Environment enthusiasts may, in the near future, be able to travel by air with an easy mind, not worrying about the environmental hazards their trip might be creating. Scientists have now developed a jet engine that burns less fuel and emits less carbon dioxide than similar engines, a development many experts say could lead commercial aviation to a greener future even before alternative fuels can come into the picture.
The jet engine has been designed by Pratt and Whitney, who specialize in design, manufacture and service of aircraft engines.
This engine is more efficient, less polluting and cheaper to use than almost everything else in the sky, and it could revolutionize an industry facing skyrocketing fuel prices and mounting pressure to clean up its act.
Pratt and Whitney has spent the better part of two decades developing the geared turbofan engine that burns 12 to 15 percent less fuel than other jet engines and cuts carbon dioxide emissions by 1,500 tons per plane per year.
It's being called one of the most exciting developments commercial aviation has seen in years.
"It's technology like that geared turbofan that's going to drive fuel efficiency forward for this industry in the short and medium term," said Earnest Arvi of the Arvi Group. "Alternative fuels show great potential, but they're decades away," he added.
Nearly 1,000 planes flown by domestic carriers will be more than a quarter of a century old by 2015, and Boeing officials have said that more than 10,400 new planes will be needed in the coming decades and making them as green as possible will go a long way toward reducing commercial aviation's carbon footprint.
Current jet engines have fans that suck air into the combustion chamber, where it is compressed, mixed with fuel, and ignited.
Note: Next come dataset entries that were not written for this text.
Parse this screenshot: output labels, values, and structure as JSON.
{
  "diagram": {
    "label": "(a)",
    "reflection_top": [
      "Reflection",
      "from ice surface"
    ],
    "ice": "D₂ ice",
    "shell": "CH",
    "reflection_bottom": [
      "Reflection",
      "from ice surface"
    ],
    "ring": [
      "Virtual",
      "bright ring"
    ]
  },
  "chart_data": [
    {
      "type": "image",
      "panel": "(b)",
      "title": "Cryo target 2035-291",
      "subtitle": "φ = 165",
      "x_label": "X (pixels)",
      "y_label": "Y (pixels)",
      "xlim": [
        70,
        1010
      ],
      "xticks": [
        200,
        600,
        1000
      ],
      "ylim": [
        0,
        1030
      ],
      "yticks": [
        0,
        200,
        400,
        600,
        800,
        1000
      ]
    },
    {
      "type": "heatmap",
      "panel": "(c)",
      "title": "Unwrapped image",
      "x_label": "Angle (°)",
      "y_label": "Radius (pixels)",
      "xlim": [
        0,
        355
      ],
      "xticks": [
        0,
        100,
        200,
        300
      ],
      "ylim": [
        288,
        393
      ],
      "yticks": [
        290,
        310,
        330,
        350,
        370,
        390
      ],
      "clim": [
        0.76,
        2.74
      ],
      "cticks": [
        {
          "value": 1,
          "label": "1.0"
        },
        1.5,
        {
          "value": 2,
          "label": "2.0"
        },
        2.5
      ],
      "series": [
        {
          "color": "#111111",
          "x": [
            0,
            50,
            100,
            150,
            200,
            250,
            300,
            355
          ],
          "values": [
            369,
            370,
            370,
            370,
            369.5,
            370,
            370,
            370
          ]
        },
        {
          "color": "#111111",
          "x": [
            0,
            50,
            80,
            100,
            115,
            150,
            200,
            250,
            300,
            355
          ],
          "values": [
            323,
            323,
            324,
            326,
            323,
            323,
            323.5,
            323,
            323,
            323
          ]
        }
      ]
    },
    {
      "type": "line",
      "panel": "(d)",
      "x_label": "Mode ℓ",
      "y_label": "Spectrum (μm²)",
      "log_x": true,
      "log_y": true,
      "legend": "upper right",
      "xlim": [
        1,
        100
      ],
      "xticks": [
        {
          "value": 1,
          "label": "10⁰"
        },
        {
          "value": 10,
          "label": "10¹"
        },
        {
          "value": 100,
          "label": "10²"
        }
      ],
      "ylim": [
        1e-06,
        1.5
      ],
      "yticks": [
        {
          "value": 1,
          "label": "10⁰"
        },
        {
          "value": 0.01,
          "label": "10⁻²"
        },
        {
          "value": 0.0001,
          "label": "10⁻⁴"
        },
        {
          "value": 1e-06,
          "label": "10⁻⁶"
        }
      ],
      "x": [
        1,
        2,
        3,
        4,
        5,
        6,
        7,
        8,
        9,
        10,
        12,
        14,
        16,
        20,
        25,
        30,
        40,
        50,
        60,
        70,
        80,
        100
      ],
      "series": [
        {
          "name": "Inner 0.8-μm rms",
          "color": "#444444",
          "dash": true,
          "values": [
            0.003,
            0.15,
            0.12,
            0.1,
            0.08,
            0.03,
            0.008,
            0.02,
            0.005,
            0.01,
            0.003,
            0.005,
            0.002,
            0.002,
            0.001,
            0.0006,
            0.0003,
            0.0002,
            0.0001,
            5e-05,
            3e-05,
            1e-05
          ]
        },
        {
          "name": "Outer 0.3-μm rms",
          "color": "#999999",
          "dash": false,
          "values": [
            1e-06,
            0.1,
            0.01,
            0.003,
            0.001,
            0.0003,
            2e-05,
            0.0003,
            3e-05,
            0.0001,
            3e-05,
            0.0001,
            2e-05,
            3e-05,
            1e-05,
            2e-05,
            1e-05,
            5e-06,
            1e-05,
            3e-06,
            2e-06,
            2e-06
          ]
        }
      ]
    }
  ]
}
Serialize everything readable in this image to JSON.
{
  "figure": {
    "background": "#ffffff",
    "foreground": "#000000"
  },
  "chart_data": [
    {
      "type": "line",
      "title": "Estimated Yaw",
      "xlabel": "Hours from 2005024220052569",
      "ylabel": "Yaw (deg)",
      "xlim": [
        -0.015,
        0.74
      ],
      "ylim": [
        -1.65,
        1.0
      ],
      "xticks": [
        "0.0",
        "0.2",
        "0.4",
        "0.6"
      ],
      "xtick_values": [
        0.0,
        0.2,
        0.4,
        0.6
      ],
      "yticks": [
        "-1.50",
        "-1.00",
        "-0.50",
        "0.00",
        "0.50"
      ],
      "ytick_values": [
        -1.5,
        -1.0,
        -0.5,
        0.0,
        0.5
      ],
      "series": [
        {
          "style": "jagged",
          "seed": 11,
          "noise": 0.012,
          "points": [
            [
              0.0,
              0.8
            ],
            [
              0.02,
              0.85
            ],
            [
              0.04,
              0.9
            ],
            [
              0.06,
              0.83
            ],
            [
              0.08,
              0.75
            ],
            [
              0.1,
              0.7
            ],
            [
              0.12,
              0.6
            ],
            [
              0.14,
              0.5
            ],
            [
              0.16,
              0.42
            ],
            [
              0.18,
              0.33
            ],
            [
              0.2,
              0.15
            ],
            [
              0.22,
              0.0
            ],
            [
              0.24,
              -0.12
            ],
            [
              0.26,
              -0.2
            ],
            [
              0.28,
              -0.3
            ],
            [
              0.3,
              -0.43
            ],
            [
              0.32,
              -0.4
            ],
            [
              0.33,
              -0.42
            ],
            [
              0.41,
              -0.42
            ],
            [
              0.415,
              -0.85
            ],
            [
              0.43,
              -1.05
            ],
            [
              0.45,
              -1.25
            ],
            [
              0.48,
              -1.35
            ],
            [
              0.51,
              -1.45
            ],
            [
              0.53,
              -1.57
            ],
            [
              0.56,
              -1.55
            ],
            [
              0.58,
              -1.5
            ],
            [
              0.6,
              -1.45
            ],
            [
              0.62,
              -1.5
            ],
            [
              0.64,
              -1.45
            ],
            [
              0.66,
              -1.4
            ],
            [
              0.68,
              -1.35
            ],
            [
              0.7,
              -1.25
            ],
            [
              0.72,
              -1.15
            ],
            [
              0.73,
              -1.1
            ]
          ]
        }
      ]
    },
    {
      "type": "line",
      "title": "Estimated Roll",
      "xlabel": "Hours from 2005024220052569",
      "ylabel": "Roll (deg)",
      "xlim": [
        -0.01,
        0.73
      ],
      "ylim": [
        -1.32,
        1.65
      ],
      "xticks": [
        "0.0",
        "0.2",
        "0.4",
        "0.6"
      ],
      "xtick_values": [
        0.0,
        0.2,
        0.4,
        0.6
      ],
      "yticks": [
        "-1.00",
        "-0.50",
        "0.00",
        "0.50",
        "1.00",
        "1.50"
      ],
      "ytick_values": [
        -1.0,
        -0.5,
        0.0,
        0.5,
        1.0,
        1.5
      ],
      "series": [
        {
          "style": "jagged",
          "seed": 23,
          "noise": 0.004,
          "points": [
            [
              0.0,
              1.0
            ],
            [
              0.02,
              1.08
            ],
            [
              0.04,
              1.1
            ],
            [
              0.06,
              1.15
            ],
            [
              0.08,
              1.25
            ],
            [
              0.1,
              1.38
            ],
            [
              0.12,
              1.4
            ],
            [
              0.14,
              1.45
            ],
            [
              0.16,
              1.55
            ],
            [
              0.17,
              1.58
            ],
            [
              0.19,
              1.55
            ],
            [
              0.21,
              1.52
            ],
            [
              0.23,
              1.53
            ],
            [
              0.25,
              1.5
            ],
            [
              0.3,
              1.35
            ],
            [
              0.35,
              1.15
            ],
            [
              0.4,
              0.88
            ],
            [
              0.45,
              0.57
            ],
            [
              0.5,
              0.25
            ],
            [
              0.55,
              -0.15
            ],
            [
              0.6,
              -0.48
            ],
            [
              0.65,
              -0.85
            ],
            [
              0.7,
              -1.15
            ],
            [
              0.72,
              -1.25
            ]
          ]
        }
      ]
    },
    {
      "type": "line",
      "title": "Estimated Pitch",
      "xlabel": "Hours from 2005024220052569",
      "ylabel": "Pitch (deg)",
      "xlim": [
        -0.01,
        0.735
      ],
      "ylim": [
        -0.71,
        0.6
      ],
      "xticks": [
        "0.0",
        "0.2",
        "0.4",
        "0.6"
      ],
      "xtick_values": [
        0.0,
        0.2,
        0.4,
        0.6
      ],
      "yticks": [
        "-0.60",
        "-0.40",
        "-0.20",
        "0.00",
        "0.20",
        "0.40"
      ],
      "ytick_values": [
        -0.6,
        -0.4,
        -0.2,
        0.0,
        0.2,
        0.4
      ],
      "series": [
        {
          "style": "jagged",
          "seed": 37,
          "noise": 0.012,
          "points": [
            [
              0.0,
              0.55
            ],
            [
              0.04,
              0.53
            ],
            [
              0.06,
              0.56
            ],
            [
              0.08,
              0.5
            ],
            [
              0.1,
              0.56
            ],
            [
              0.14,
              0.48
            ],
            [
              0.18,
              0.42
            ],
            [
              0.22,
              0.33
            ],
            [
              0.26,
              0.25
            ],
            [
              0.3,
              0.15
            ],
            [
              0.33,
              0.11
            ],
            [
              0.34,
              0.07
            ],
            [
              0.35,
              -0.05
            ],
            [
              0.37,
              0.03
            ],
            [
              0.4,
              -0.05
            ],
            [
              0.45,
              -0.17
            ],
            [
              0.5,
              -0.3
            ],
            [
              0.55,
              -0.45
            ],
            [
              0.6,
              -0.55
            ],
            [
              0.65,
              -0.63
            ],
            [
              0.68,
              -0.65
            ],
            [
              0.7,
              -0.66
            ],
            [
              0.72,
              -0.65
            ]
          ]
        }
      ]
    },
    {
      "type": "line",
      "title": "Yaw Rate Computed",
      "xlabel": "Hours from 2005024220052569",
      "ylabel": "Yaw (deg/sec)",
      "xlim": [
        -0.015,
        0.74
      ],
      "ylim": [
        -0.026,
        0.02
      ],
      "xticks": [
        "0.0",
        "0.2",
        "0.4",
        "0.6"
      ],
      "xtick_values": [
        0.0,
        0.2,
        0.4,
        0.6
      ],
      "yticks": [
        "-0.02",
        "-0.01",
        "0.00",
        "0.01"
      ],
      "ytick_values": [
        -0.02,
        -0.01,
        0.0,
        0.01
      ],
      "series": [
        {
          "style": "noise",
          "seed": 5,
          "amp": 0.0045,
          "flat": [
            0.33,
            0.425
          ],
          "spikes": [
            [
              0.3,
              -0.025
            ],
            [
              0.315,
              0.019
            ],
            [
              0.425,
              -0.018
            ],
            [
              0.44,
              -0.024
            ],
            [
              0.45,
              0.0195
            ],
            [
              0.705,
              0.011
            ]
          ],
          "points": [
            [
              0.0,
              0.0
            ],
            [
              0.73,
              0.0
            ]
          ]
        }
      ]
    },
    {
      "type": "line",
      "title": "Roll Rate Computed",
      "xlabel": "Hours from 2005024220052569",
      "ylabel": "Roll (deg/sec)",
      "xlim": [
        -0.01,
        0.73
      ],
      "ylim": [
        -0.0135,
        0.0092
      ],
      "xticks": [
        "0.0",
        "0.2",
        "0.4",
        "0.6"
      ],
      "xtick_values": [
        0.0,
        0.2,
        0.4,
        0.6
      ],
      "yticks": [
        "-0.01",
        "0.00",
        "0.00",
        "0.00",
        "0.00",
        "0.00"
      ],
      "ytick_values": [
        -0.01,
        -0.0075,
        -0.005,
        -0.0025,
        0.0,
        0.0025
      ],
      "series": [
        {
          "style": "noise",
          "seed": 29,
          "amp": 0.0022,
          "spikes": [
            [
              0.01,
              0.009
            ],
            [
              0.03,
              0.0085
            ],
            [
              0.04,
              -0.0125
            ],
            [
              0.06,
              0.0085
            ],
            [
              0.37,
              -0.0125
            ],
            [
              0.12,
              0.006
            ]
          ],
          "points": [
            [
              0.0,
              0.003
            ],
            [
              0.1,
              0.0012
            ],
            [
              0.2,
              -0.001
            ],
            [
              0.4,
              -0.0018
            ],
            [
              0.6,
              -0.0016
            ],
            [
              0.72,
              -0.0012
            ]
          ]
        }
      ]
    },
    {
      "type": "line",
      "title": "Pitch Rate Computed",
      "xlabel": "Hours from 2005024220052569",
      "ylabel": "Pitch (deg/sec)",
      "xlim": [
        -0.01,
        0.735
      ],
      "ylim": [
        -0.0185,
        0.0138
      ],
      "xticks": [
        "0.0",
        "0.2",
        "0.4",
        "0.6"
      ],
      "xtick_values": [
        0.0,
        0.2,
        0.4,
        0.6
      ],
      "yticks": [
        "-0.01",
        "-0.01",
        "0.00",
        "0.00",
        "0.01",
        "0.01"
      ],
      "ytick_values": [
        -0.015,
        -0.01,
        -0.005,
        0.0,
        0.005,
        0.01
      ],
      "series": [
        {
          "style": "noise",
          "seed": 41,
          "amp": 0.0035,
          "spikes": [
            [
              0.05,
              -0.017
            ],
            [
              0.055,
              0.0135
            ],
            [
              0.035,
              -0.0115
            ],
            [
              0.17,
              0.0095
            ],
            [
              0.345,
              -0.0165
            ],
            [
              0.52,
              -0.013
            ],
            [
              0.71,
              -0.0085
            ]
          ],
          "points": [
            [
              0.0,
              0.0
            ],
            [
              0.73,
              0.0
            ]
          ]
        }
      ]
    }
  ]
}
Then, it's blown through a turbine, generating thrust.
It works, but it's inefficient because the fan is connected to the engine and turns at the same speed as the turbine. Fans work best at low speed, while turbines work best at high speed.
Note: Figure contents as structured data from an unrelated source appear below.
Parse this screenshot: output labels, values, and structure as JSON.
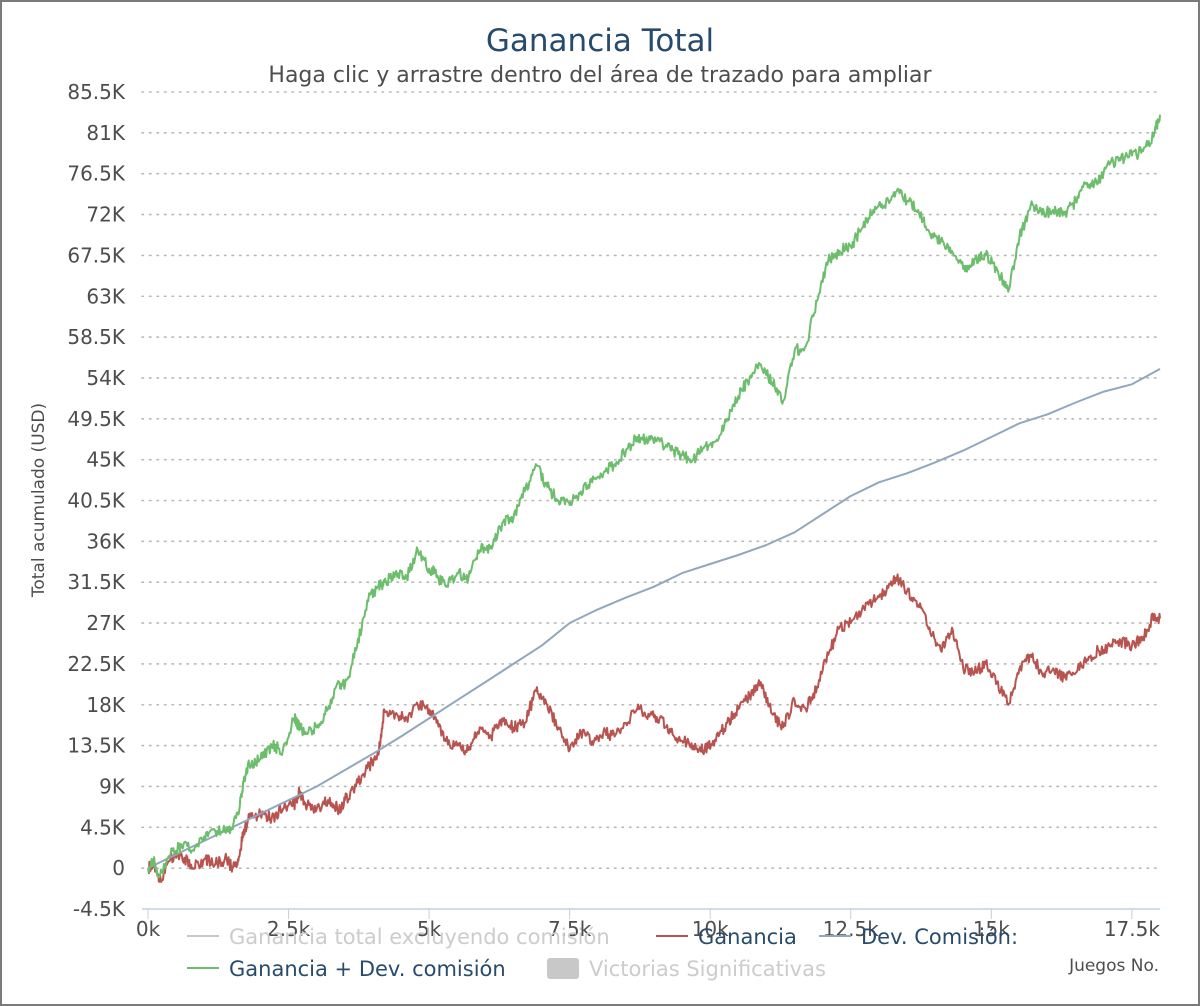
{
  "chart_data": {
    "type": "line",
    "title": "Ganancia Total",
    "subtitle": "Haga clic y arrastre dentro del área de trazado para ampliar",
    "ylabel": "Total acumulado (USD)",
    "xlabel": "Juegos No.",
    "xlim": [
      0,
      18000
    ],
    "ylim": [
      -4500,
      85500
    ],
    "yticks": [
      -4500,
      0,
      4500,
      9000,
      13500,
      18000,
      22500,
      27000,
      31500,
      36000,
      40500,
      45000,
      49500,
      54000,
      58500,
      63000,
      67500,
      72000,
      76500,
      81000,
      85500
    ],
    "ytick_labels": [
      "-4.5K",
      "0",
      "4.5K",
      "9K",
      "13.5K",
      "18K",
      "22.5K",
      "27K",
      "31.5K",
      "36K",
      "40.5K",
      "45K",
      "49.5K",
      "54K",
      "58.5K",
      "63K",
      "67.5K",
      "72K",
      "76.5K",
      "81K",
      "85.5K"
    ],
    "xticks": [
      0,
      2500,
      5000,
      7500,
      10000,
      12500,
      15000,
      17500
    ],
    "xtick_labels": [
      "0k",
      "2.5k",
      "5k",
      "7.5k",
      "10k",
      "12.5k",
      "15k",
      "17.5k"
    ],
    "grid": true,
    "legend_position": "bottom",
    "series": [
      {
        "name": "Ganancia total excluyendo comisión",
        "color": "#c8c8c8",
        "visible": false,
        "x": [],
        "y": []
      },
      {
        "name": "Ganancia",
        "color": "#b85450",
        "visible": true,
        "x": [
          0,
          100,
          200,
          400,
          600,
          800,
          1000,
          1200,
          1400,
          1500,
          1600,
          1700,
          1800,
          2000,
          2200,
          2400,
          2600,
          2700,
          2800,
          3000,
          3200,
          3400,
          3500,
          3700,
          3900,
          4100,
          4200,
          4400,
          4600,
          4800,
          5000,
          5100,
          5300,
          5500,
          5700,
          5900,
          6100,
          6300,
          6500,
          6700,
          6900,
          7100,
          7300,
          7500,
          7700,
          7900,
          8100,
          8300,
          8500,
          8700,
          8900,
          9100,
          9300,
          9500,
          9700,
          9900,
          10100,
          10300,
          10500,
          10700,
          10900,
          11100,
          11300,
          11500,
          11700,
          11900,
          12100,
          12300,
          12500,
          12700,
          12900,
          13100,
          13300,
          13500,
          13700,
          13900,
          14100,
          14300,
          14500,
          14700,
          14900,
          15100,
          15300,
          15500,
          15700,
          15900,
          16100,
          16300,
          16500,
          16700,
          16900,
          17100,
          17300,
          17500,
          17700,
          17900,
          18000
        ],
        "y": [
          0,
          500,
          -1500,
          1000,
          1500,
          0,
          1000,
          500,
          1000,
          0,
          1000,
          4000,
          5500,
          6000,
          5500,
          6500,
          7000,
          8500,
          7000,
          6500,
          7500,
          6500,
          7500,
          9000,
          11000,
          12500,
          17500,
          17000,
          16500,
          18000,
          17500,
          16500,
          14000,
          13500,
          13000,
          15500,
          14500,
          16500,
          15500,
          16000,
          19500,
          18000,
          15500,
          13000,
          15000,
          14000,
          15000,
          14500,
          16000,
          17500,
          17000,
          16500,
          15000,
          14000,
          13500,
          13000,
          14000,
          16000,
          17500,
          19000,
          20500,
          17000,
          15500,
          18500,
          17500,
          20000,
          23500,
          26500,
          27000,
          28500,
          29500,
          30500,
          32000,
          30500,
          29000,
          26500,
          24000,
          26500,
          22000,
          21500,
          22500,
          20500,
          18000,
          22000,
          23500,
          21500,
          22000,
          21000,
          21500,
          23000,
          24000,
          24500,
          25000,
          24500,
          25500,
          28000,
          27500
        ]
      },
      {
        "name": "Dev. Comisión:",
        "color": "#91a7be",
        "visible": true,
        "x": [
          0,
          500,
          1000,
          1500,
          2000,
          2500,
          3000,
          3500,
          4000,
          4500,
          5000,
          5500,
          6000,
          6500,
          7000,
          7500,
          8000,
          8500,
          9000,
          9500,
          10000,
          10500,
          11000,
          11500,
          12000,
          12500,
          13000,
          13500,
          14000,
          14500,
          15000,
          15500,
          16000,
          16500,
          17000,
          17500,
          18000
        ],
        "y": [
          0,
          1500,
          3000,
          4500,
          6000,
          7500,
          9000,
          10800,
          12600,
          14500,
          16500,
          18500,
          20500,
          22500,
          24500,
          27000,
          28500,
          29800,
          31000,
          32500,
          33500,
          34500,
          35600,
          37000,
          39000,
          41000,
          42500,
          43500,
          44700,
          46000,
          47500,
          49000,
          50000,
          51300,
          52500,
          53300,
          55000
        ]
      },
      {
        "name": "Ganancia + Dev. comisión",
        "color": "#6cbd6c",
        "visible": true,
        "x": [
          0,
          100,
          200,
          400,
          600,
          800,
          1000,
          1200,
          1400,
          1500,
          1600,
          1700,
          1800,
          2000,
          2200,
          2400,
          2600,
          2700,
          2800,
          3000,
          3200,
          3400,
          3500,
          3700,
          3900,
          4100,
          4200,
          4400,
          4600,
          4800,
          5000,
          5100,
          5300,
          5500,
          5700,
          5900,
          6100,
          6300,
          6500,
          6700,
          6900,
          7100,
          7300,
          7500,
          7700,
          7900,
          8100,
          8300,
          8500,
          8700,
          8900,
          9100,
          9300,
          9500,
          9700,
          9900,
          10100,
          10300,
          10500,
          10700,
          10900,
          11100,
          11300,
          11500,
          11700,
          11900,
          12100,
          12300,
          12500,
          12700,
          12900,
          13100,
          13300,
          13500,
          13700,
          13900,
          14100,
          14300,
          14500,
          14700,
          14900,
          15100,
          15300,
          15500,
          15700,
          15900,
          16100,
          16300,
          16500,
          16700,
          16900,
          17100,
          17300,
          17500,
          17700,
          17900,
          18000
        ],
        "y": [
          0,
          800,
          -1000,
          1500,
          2500,
          2000,
          3500,
          4000,
          4500,
          4500,
          6000,
          9500,
          11500,
          12000,
          13500,
          13000,
          16500,
          15500,
          15000,
          15500,
          17500,
          20500,
          20000,
          24000,
          29500,
          31000,
          31500,
          32500,
          32000,
          35000,
          33000,
          32500,
          31000,
          32500,
          32000,
          35000,
          35500,
          38000,
          38500,
          41500,
          44500,
          42000,
          40500,
          40000,
          41500,
          42500,
          43500,
          44500,
          46000,
          47500,
          47000,
          47000,
          46000,
          45500,
          45000,
          46500,
          47000,
          49500,
          52000,
          54000,
          55500,
          53500,
          51500,
          57000,
          57500,
          62500,
          67000,
          68000,
          68500,
          70500,
          72500,
          73000,
          74500,
          73500,
          72500,
          70000,
          69000,
          68000,
          66000,
          67000,
          67500,
          66000,
          63500,
          69500,
          73000,
          72000,
          72500,
          72000,
          73500,
          75500,
          75500,
          77500,
          78000,
          78500,
          79000,
          81000,
          83000
        ]
      },
      {
        "name": "Victorias Significativas",
        "color": "#c8c8c8",
        "visible": false,
        "x": [],
        "y": []
      }
    ]
  }
}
Pratt and Whitney solved that problem with a gearbox that lets the fan and turbine spin independently.
The fan is larger and it spins at one-third the speed of the turbine, creating a quieter, more powerful engine the company says requires less fuel, emits less C02 and costs 30 percent less to maintain.
According to Alan Epstein, the company's VP of Technology and Environment, the engine will not only cut CO2 emissions, but will also reduce nitrogen-oxide emissions, noise and ultimately ownership costs.
"For the next generation of single-aisle aircraft, there's no question that engine performance will be key," said Epstein. "Both economically and environmentally, this engine will deliver significant benefits," he added.
Pratt and Whitney expect to have the engine in regular service by 2013.